Mis à jour en mai 2026 | Comparatif vérifié par la rédaction FormaVie

Le bilan de compétences est l’outil de reconversion le plus utilisé en France avec plus de 200 000 bilans réalisés chaque année. Choisir le bon cabinet, spécialisé et adapté à votre secteur d’activité, fait une différence significative sur la qualité et la pertinence des résultats obtenus.

Qu’est-ce qu’un bilan de compétences sectoriel ?

Un bilan de compétences sectoriel est un accompagnement spécialisé dans un domaine professionnel précis. Contrairement aux bilans généralistes, il mobilise des conseillers qui connaissent les réalités de votre secteur : soins, industrie, enseignement, commerce, numérique ou bâtiment.

Cette spécialisation apporte deux avantages concrets. Le conseiller comprend les compétences transférables propres à votre métier sans explication préalable. Il connaît également les débouchés réels et les réalités du marché dans votre domaine, ce qui enrichit la phase de validation du projet.

Le bilan de compétences dure 24 heures réparties sur 2 à 3 mois selon les organismes. Il est finançable à 100 % via le CPF dans la limite des droits disponibles. Le coût moyen est de 1 500 à 2 500 euros selon l’organisme et le format.

Notre méthodologie de sélection

Nous évaluons chaque cabinet sur cinq critères : expertise sectorielle (35 %), qualité du conseiller (25 %), outils d’exploration (20 %), taux de réorientation réussie (10 %) et accessibilité (10 %).

Les données proviennent d’enquêtes de satisfaction publiées, de témoignages de bénéficiaires et d’entretiens avec des professionnels en reconversion. Nous privilégions les offres finançables via le CPF et réalisables en distanciel pour couvrir les bénéficiaires hors grandes métropoles.

Les 7 meilleurs bilans de compétences sectoriels en 2026

1. Opcalia Transitions — Secteur industrie et BTP

Opcalia Transitions est spécialisé dans l’accompagnement des salariés de l’industrie, de la mécanique et du BTP. Ses conseillers sont d’anciens professionnels du secteur reconvertis dans le conseil en évolution professionnelle. La compréhension des métiers techniques est leur principal atout.

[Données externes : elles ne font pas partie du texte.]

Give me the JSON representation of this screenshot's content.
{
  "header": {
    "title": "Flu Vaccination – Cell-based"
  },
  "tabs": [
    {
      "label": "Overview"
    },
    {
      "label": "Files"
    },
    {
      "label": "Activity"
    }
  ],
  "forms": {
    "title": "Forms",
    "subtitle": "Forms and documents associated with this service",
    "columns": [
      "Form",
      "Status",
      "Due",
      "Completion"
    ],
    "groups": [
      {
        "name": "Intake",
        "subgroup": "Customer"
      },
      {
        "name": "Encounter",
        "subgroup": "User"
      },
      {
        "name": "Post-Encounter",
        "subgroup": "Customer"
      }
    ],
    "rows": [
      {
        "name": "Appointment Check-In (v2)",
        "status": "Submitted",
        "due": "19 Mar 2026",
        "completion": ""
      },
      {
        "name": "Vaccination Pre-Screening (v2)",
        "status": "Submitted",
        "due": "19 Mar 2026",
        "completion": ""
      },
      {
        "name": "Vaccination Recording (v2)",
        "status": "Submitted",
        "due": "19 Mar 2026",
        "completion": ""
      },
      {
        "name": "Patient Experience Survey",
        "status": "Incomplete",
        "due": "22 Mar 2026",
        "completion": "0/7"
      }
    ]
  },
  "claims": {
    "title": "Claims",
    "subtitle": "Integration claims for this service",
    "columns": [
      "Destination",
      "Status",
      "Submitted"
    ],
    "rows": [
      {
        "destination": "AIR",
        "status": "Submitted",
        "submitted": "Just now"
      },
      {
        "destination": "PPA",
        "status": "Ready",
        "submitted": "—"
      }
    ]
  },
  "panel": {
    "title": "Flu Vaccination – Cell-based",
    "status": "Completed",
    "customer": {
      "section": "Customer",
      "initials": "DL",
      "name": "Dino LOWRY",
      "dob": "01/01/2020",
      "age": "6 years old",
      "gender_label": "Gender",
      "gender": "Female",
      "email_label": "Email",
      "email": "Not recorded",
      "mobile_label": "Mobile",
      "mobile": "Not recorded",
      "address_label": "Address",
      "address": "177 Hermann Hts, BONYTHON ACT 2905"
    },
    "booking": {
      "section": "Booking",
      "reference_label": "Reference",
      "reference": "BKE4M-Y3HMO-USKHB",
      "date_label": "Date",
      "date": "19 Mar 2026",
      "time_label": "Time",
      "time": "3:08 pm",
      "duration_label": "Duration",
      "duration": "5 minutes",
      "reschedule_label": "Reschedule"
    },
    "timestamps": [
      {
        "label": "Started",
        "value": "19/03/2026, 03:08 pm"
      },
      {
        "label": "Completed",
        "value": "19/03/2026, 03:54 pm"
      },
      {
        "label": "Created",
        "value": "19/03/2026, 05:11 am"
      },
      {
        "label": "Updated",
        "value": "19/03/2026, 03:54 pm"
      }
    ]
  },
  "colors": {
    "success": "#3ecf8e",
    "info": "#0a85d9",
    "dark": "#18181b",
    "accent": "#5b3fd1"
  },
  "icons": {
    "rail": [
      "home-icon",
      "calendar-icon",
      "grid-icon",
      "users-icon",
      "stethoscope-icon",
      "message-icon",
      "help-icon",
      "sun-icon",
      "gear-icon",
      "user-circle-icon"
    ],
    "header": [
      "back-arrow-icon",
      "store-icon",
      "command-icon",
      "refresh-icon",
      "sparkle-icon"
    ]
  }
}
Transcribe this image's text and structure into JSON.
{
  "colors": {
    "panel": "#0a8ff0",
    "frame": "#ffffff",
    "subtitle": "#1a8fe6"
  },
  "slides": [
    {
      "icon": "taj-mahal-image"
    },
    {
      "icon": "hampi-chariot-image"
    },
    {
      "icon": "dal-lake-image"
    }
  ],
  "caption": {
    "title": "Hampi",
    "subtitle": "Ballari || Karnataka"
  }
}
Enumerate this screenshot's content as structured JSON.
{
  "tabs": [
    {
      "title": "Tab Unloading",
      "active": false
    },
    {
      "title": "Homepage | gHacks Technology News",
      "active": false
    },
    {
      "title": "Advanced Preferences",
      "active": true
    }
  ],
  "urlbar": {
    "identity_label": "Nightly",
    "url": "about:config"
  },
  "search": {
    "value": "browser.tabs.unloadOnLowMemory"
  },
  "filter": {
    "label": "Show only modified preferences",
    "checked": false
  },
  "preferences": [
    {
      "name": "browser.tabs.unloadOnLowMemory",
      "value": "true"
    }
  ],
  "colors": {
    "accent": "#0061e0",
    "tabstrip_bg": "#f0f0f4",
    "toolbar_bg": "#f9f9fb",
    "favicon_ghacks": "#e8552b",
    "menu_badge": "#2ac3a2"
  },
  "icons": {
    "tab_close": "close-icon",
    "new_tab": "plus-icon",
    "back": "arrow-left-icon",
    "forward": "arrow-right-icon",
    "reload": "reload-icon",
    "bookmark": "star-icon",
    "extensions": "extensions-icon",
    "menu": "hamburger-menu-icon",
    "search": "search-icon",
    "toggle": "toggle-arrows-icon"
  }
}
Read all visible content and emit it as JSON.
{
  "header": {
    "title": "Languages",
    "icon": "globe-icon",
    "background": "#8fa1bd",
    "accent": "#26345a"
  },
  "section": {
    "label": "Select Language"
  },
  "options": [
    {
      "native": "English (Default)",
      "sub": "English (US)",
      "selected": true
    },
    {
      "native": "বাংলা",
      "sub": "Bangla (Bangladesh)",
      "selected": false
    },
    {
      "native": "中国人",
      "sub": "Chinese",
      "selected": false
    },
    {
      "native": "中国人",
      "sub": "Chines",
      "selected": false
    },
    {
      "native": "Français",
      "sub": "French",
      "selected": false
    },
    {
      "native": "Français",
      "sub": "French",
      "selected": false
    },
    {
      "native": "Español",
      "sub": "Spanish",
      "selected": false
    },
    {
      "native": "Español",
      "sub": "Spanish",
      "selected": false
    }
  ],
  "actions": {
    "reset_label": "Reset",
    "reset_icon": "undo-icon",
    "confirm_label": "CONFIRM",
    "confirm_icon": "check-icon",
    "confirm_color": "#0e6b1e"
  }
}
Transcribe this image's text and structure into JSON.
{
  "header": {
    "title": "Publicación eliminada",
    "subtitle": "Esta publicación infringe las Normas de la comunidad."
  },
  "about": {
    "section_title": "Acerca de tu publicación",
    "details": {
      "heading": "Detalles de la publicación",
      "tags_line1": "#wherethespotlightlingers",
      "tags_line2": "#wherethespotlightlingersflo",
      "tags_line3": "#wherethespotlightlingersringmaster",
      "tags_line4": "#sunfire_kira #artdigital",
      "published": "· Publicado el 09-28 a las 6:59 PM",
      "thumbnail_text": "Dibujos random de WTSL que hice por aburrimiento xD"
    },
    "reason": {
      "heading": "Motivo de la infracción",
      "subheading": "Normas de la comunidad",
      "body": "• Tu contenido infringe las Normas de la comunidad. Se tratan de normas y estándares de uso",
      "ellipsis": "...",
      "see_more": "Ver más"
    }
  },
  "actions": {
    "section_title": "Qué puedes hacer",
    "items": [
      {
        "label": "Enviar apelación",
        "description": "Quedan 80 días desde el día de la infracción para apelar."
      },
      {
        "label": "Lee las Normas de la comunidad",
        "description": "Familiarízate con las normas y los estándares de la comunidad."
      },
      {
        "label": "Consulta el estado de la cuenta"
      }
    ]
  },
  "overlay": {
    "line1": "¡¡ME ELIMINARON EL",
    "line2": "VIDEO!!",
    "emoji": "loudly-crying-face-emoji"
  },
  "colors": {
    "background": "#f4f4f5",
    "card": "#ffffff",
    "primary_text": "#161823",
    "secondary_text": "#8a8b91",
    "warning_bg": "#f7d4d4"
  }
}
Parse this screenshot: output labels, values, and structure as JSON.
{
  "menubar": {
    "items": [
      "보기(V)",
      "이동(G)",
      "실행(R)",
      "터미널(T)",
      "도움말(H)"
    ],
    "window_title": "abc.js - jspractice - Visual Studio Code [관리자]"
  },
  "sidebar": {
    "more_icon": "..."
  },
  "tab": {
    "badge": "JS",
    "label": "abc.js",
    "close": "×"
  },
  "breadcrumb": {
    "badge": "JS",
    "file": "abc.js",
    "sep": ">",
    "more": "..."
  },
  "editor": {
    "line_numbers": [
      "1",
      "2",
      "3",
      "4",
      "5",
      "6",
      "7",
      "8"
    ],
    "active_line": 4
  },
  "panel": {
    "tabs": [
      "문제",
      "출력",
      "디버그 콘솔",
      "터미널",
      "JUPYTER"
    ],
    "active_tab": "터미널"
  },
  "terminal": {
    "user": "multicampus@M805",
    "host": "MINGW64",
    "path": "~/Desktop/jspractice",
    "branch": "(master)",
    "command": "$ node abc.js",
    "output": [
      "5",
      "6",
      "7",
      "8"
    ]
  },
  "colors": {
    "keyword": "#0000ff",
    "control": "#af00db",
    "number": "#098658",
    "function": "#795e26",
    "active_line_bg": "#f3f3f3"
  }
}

Points forts : expertise technique reconnue, conseillers issus du secteur, réseau d’employeurs industriels. Points faibles : offre moins adaptée aux fonctions support (RH, finance, marketing). Cible idéale : opérateurs, techniciens, ingénieurs et responsables de production en reconversion.

2. Orientation Pro Santé — Secteur médico-social

Orientation Pro Santé est dédié aux professionnels de la santé et du médico-social. Infirmiers, aides-soignants, psychologues et travailleurs sociaux y trouvent un accompagnement qui connaît leurs contraintes (horaires décalés, charge émotionnelle, réglementations spécifiques).

Points forts : spécialisation santé reconnue, accompagnement des contraintes sectorielles, réseau de formation IFSI. Points faibles : offre limitée aux professions du soin, peu adapté aux reconversions vers des secteurs très éloignés. Cible idéale : soignants épuisés, professionnels du médico-social et du travail social en transition.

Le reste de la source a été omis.